I due protagonisti sono esattamente agli antipodi: Marco Molina “che non sa nemmeno andare in moto”, conduce una vita tranquilla e confortata dagli affetti familiari, ma il suo lavoro di impiegato frustrato lo angustia, e così sogna di diventare ricco e famoso scrivendo un bestseller: il protagonista è Bob Lang, sempre in giro per il mondo tra pericoli e belle donne; il suo nome echeggia “nel buio come uno sparo”. Molina è certo che per raggiungere il suo scopo dovrebbe architettare una storia di misteri, oscuri traffici, mafia, contrabbando, intrighi internazionali, ma sa anche che si deve scrivere solo su quello che si conosce. E che cosa conosce lui? “Amorazzi e gelosie, invidie e frustrazioni, rivalità e dispetti, pettegolezzi, tiri mancini … i rimbrotti del capoufficio, le proteste dei clienti, i conti che non sempre tornano...”
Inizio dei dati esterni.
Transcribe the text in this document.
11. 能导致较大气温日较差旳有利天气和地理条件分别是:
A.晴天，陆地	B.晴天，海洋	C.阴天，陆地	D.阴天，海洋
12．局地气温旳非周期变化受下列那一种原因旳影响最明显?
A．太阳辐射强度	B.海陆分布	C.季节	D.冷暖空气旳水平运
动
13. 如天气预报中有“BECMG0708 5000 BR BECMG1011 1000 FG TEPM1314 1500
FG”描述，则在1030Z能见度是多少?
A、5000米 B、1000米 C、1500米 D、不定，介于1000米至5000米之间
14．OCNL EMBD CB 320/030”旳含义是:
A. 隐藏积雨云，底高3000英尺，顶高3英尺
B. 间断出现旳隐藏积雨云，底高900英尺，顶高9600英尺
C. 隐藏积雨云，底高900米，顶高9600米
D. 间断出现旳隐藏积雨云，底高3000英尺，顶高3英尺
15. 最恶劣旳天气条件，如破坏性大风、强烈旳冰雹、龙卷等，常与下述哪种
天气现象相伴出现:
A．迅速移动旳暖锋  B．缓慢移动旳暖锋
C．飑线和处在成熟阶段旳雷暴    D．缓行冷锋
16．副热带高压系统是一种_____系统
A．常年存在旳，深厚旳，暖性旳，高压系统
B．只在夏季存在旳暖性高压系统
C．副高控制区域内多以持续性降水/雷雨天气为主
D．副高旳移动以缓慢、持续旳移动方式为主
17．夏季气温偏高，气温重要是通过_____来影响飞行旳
Hemingway dice: Non devi scrivere, se non sai scrivere. E lui “sa davvero scrivere? O è solo l’esperienza che gli manca? … Per lui  la vera vita da raccontare è quella al di là del vetro antiproiettile delle porte blindate accanto a Bob, non a personaggi scialbi come i suoi colleghi.” Ma come cavarsela in situazioni spinose che ha creato lui stesso? Come descrivere focosi amplessi, che non ha mai vissuto? E, nel caso ci riuscisse, che cosa penserebbe di lui il figlio se un giorno leggesse il suo capolavoro?
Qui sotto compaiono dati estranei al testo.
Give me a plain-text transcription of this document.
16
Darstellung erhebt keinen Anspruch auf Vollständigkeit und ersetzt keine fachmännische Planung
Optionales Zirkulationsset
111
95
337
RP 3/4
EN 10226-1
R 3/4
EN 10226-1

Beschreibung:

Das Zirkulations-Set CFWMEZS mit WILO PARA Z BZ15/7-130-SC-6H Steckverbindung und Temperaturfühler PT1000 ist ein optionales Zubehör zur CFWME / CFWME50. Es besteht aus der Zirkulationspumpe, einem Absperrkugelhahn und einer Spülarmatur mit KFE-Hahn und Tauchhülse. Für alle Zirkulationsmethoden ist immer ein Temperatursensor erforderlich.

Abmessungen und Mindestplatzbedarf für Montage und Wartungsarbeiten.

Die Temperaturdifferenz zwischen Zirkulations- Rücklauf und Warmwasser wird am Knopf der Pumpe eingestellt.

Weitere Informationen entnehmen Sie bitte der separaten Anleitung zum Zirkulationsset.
Il suo creatore Zandel, mentre osserva (e inventa) con affettuosa e complice ironia i suoi incerti tentativi di “essere Bob”, gli dimostra che in realtà è possibile scrivere un libro di successo anche narrando piccole vite come la sua, e conduce abilmente le due storie parallele, e totalmente diverse nell’atmosfera, nel registro e nel ritmo narrativo. Pagina dopo pagina, il lettore si convince che la vita di Marco sia “vera” - inventata invece quella di Bob -, cosicché viene colto di sorpresa quando  le due vicende si intrecciano e si sovrappongono quasi per volontà autonoma (grazie anche all’accorto uso dei flash back) e i personaggi passano dall’una all’altra diventando persone, o viceversa.
 Lo sguardo del narratore è particolarmente attento alla creazione del doppio palcoscenico sul quale si svolgono le storie: le città descritte nei loro angoli più segreti; gli interni curati nei minimi particolari, perché quando il personaggio entra in una stanza - dice Zandel - l’autore deve sapere tutto quello che c’è, anche se  poi non lo descriverà. 
“Essere Bob Lang” non è soltanto un’opera godibile che avvince il lettore fino al colpo di scena finale: è anche un ottimo vademecum per un esordiente, al quale Zandel, oltre a ottimi consigli “del mestiere”, offre i propri modelli letterari, come Hammett, Chandler, Cechov, Green… E per finire, in un’icona trafugata da un antico monastero della Tessaglia - raffigurante S. Giorgio vittorioso sul drago - una preziosa metafora del romanziere alle prese con la scrittura.